Smiljan Radic Combines Flintstone With Jetson To Create New Serpentine Pavilion

Smiljan Radić has unveiled the fourteenth Serpentine temporary Pavilion located outside the entrance to the Serpentine Gallery in Kensington Gardens. The structure is a fantasy hybrid which merges the Flintstones with the Jetsons in architectural style.

The commission is one of the most anticipated events in the cultural calendar and has become one of London’s leading summer attractions since launching in 2000. Smiljan Radić’s design follows Sou Fujimoto’s cloud-like structure, which was visited by almost 300,000 people in 2013 and was one of the most visited Pavilions to date.

Previous Pavilions have been designed Herzog & de Meuron and Ai Weiwei, 2012; Peter Zumthor, 2011; Jean Nouvel, 2010; Kazuyo Sejima and Ryue Nishizawa, SANAA, 2009; Frank Gehry, 2008; Olafur Eliasson and Kjetil Thorsen, 2007; Rem Koolhaas and Cecil Balmond, with Arup, 2006; Álvaro Siza and Eduardo Souto de Moura with Cecil Balmond, Arup, 2005; MVRDV with Arup, 2004 (un-realised); Oscar Niemeyer, 2003; Toyo Ito and Cecil Balmond – with Arup, 2002; Daniel Libeskind with Arup, 2001; and Zaha Hadid, who designed the inaugural Pavillion in 2000.

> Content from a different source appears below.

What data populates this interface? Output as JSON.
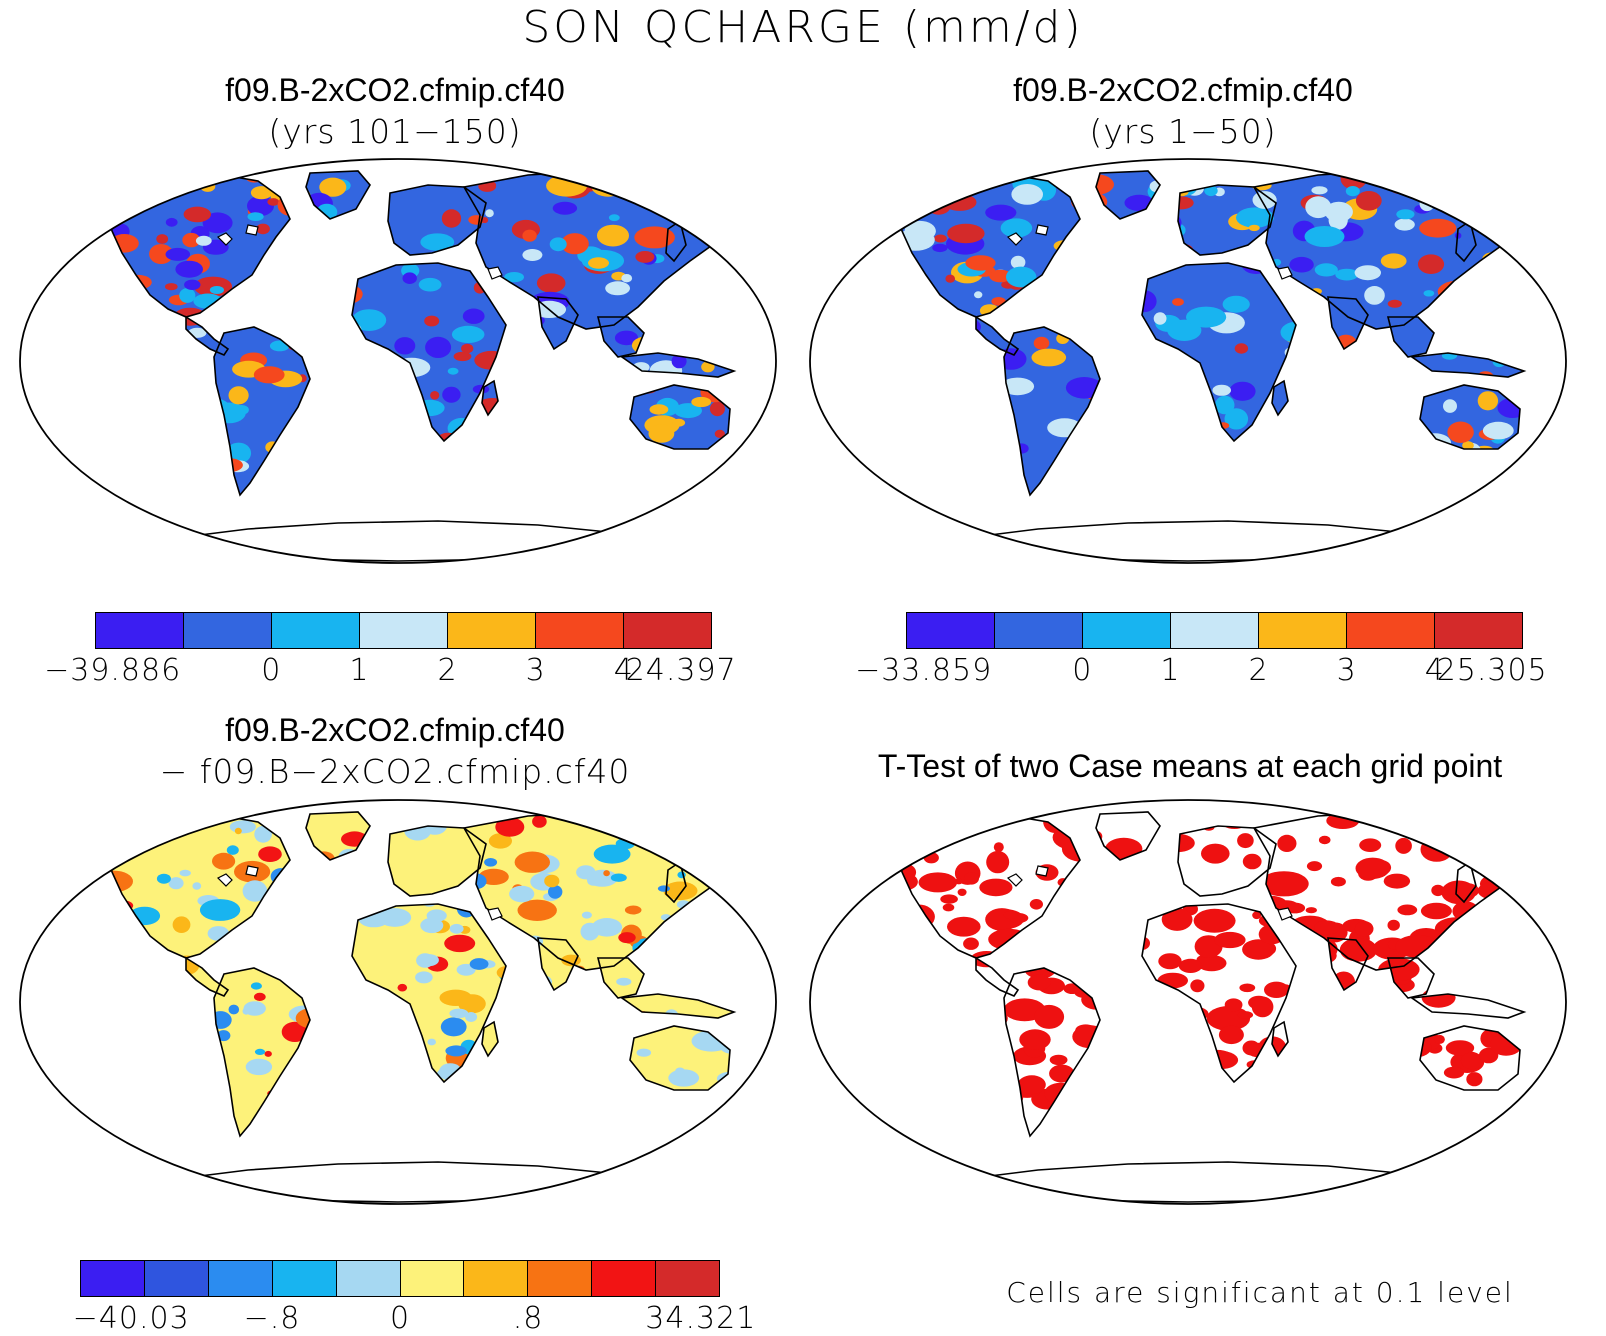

Occupying a footprint of some 541 square metres on the lawn of the Serpentine Gallery, Radić’s plans depict a semi-translucent, cylindrical structure, resting on large quarry stones. Radić’s Pavilion has its roots in his earlier work, particularly the studio model for The Castle of the Selfish Giant, inspired by the Oscar Wilde story, and the Restaurant Mestizo, part of which is supported by large boulders. Designed as a flexible, multi-purpose social space with a café sited inside, the Pavilion will entice visitors to enter and interact with it in different ways throughout its four-month tenure in the Park. On Friday nights, between July and September, the Pavilion will become the stage for the Serpentine’s Park Nights series, sponsored by COS: eight site-specific events bring together art, poetry, music, film, literature and theory and include three new commissions by emerging artists Lina Lapelyte, Hannah Perry and Heather Phillipson. Smiljan Radić has completed the majority of his structures in Chile.

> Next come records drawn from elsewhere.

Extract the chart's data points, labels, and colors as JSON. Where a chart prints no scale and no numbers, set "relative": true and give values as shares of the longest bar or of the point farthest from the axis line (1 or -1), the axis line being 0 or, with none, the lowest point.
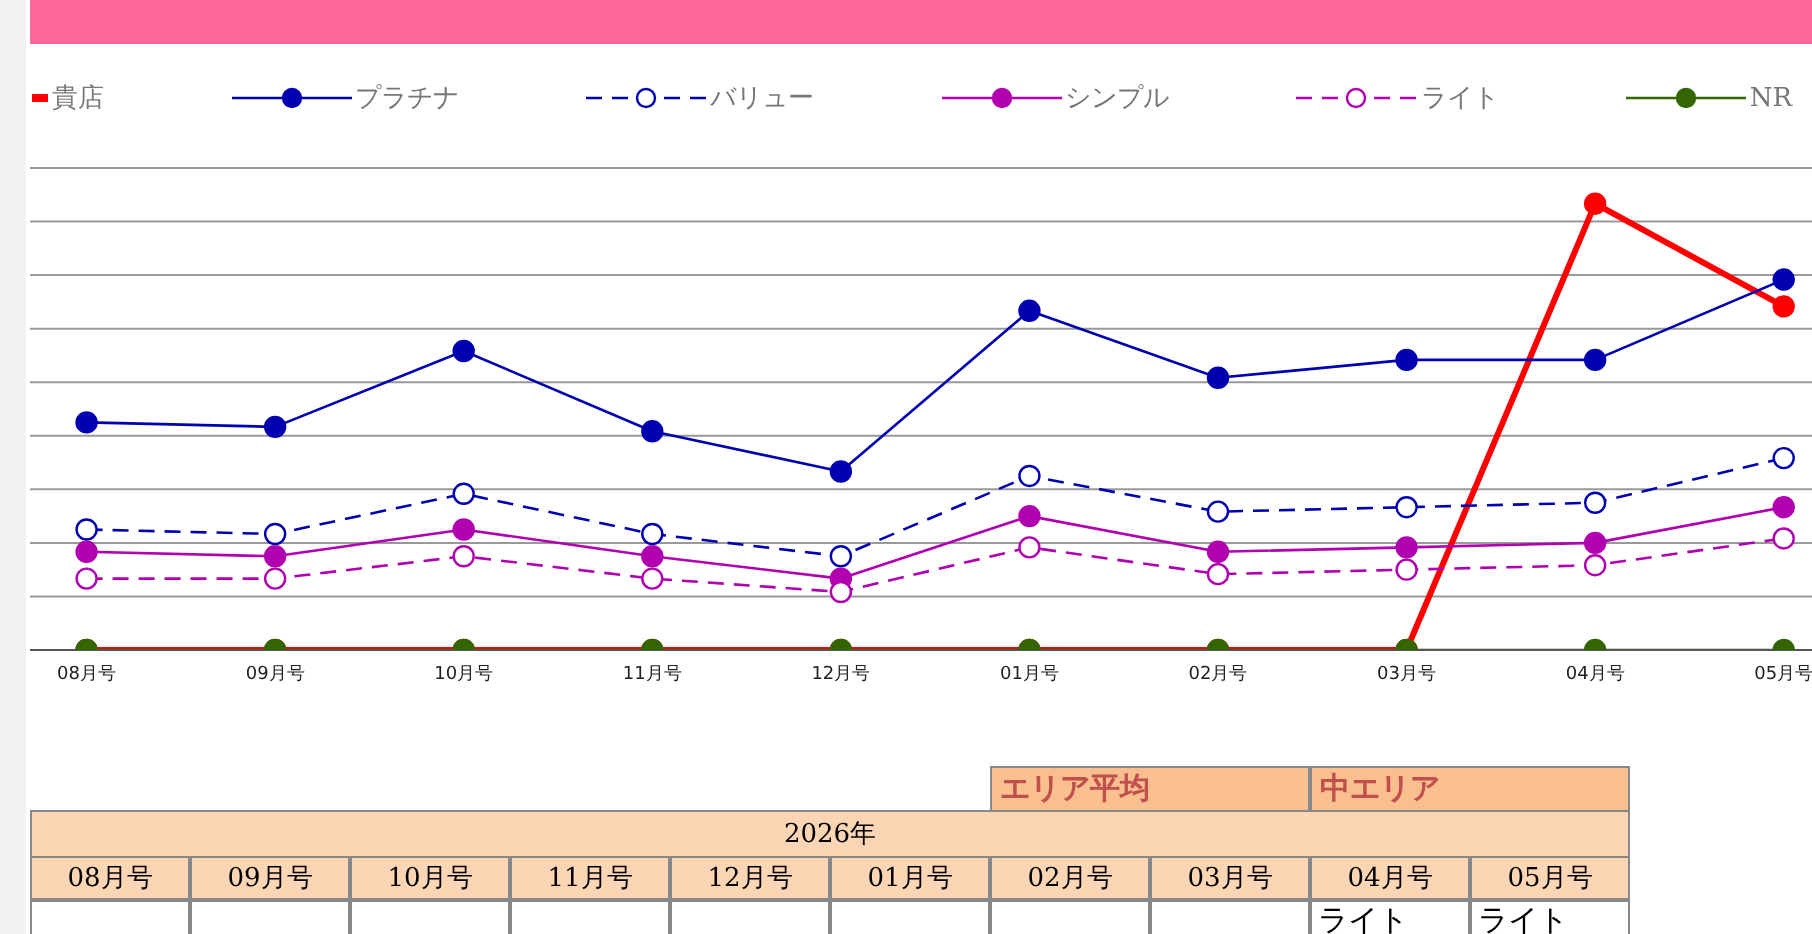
{
  "chart_data": {
    "type": "line",
    "relative": true,
    "categories": [
      "08月号",
      "09月号",
      "10月号",
      "11月号",
      "12月号",
      "01月号",
      "02月号",
      "03月号",
      "04月号",
      "05月号"
    ],
    "series": [
      {
        "name": "貴店",
        "color": "#ff0000",
        "line_style": "solid",
        "values": [
          0,
          0,
          0,
          0,
          0,
          0,
          0,
          0,
          1,
          0.77
        ]
      },
      {
        "name": "プラチナ",
        "color": "#0000b0",
        "line_style": "solid",
        "values": [
          0.51,
          0.5,
          0.67,
          0.49,
          0.4,
          0.76,
          0.61,
          0.65,
          0.65,
          0.83
        ]
      },
      {
        "name": "バリュー",
        "color": "#0000b0",
        "line_style": "dashed",
        "values": [
          0.27,
          0.26,
          0.35,
          0.26,
          0.21,
          0.39,
          0.31,
          0.32,
          0.33,
          0.43
        ]
      },
      {
        "name": "シンプル",
        "color": "#b000b0",
        "line_style": "solid",
        "values": [
          0.22,
          0.21,
          0.27,
          0.21,
          0.16,
          0.3,
          0.22,
          0.23,
          0.24,
          0.32
        ]
      },
      {
        "name": "ライト",
        "color": "#b000b0",
        "line_style": "dashed",
        "values": [
          0.16,
          0.16,
          0.21,
          0.16,
          0.13,
          0.23,
          0.17,
          0.18,
          0.19,
          0.25
        ]
      },
      {
        "name": "NR",
        "color": "#336600",
        "line_style": "solid",
        "values": [
          0,
          0,
          0,
          0,
          0,
          0,
          0,
          0,
          0,
          0
        ]
      }
    ],
    "marker": "circle",
    "grid": "y",
    "legend": "top",
    "annotations": [
      "エリア平均",
      "中エリア",
      "2026年",
      "ライト",
      "ライト"
    ]
  }
}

His commissions range from public buildings, such as the Civic Neighbourhoods, Concepción, Museo Chileno de Arte Precolombino, Santiago, Restaurant Mestizo, Santiago, and the Vik Winery, Millahue, and domestic buildings, such as Copper House 2, Talca, Pite House, Papudo, and the House for the Poem of the Right Angle, Vilches, to small and seemingly fragile buildings, such as the Extension to Charcoal Burner’s House, Santa Rosa, The Wardrobe and the Mattress, Tokyo, Japan, and The Bus Stop Commission, Kumbranch, Austria. Considerate of social conditions, environments and materials, Smiljan Radić moves freely across boundaries with his work, avoiding any specific categorisation within one field of architecture.

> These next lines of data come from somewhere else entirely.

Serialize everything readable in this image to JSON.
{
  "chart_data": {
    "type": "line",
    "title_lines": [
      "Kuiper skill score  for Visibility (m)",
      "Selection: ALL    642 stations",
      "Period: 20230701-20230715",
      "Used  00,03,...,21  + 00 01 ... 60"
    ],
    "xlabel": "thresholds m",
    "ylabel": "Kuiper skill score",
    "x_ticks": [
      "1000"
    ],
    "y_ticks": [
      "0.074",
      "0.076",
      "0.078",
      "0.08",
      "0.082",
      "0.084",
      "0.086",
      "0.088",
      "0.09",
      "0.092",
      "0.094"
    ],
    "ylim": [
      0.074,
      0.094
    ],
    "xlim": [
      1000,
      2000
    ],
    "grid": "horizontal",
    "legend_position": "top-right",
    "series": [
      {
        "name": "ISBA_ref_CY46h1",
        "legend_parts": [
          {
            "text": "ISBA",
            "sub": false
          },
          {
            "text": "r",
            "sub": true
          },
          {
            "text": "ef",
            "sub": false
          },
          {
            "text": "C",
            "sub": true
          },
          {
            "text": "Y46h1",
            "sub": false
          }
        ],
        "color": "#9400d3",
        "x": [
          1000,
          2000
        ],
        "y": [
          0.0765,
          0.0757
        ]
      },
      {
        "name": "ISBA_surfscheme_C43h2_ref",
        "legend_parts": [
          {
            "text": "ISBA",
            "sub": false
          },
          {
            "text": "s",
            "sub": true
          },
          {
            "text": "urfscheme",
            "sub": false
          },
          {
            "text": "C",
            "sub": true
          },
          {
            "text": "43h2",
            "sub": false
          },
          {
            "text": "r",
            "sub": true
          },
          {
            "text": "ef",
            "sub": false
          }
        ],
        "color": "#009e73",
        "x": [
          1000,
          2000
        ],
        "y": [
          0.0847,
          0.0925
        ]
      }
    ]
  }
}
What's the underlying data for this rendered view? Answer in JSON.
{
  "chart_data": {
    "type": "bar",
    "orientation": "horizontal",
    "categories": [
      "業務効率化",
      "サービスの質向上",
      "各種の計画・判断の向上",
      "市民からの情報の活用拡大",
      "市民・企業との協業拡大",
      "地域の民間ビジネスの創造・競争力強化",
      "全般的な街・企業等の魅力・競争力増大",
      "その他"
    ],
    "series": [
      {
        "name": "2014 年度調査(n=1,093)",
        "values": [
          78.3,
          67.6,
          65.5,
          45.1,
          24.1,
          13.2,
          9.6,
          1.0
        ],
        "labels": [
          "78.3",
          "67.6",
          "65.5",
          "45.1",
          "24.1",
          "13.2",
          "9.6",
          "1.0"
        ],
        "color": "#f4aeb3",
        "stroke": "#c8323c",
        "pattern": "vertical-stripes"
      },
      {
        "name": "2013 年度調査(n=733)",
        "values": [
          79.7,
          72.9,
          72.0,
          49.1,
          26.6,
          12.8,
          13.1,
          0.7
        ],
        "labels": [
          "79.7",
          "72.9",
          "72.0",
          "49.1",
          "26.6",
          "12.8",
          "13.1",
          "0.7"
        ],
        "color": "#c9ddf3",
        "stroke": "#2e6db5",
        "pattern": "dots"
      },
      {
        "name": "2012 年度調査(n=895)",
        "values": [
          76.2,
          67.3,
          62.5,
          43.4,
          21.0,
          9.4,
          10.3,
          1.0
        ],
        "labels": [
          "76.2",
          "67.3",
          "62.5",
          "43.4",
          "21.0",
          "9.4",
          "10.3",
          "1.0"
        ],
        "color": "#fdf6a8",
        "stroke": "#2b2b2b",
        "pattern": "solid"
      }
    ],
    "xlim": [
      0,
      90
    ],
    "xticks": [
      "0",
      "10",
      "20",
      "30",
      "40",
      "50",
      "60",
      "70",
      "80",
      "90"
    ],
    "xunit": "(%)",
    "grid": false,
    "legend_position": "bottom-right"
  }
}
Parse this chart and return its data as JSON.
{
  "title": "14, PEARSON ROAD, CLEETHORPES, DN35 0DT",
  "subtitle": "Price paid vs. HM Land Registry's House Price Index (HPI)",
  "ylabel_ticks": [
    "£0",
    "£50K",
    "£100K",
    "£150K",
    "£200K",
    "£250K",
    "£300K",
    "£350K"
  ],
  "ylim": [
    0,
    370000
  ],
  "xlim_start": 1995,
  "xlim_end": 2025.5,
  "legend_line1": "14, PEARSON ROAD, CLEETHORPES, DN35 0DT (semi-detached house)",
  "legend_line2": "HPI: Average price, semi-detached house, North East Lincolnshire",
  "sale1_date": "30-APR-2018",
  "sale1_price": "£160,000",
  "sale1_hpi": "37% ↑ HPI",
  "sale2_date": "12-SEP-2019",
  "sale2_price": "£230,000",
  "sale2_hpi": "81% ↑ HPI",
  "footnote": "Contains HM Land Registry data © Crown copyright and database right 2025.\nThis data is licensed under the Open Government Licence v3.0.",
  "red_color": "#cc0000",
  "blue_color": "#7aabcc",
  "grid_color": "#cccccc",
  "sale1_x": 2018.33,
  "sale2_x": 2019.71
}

This versatility enables him to respond to the demands of each setting, whether spatial constraints of an urban site or extreme challenges presented by a remote rural setting, mountainous terrain or the rocky coastline of his native Chile. Smiljan Radić, designer of the fourteenth Serpentine Pavilion, said: “The Serpentine 2014 Pavilion is part of the history of small romantic constructions seen in parks or large gardens, the so-called follies, which were hugely popular from the end of the sixteenth Century to the start of the nineteenth. Externally, the visitor will see a fragile shell suspended on large quarry stones. This shell – white, translucent and made of fibreglass – will house an interior organised around an empty patio, from where the natural setting will appear lower, giving the sensation that the entire volume is floating. At night, thanks to the semi-transparency of the shell, the light will attract the attention of passers-by, like lamps attracting moths.”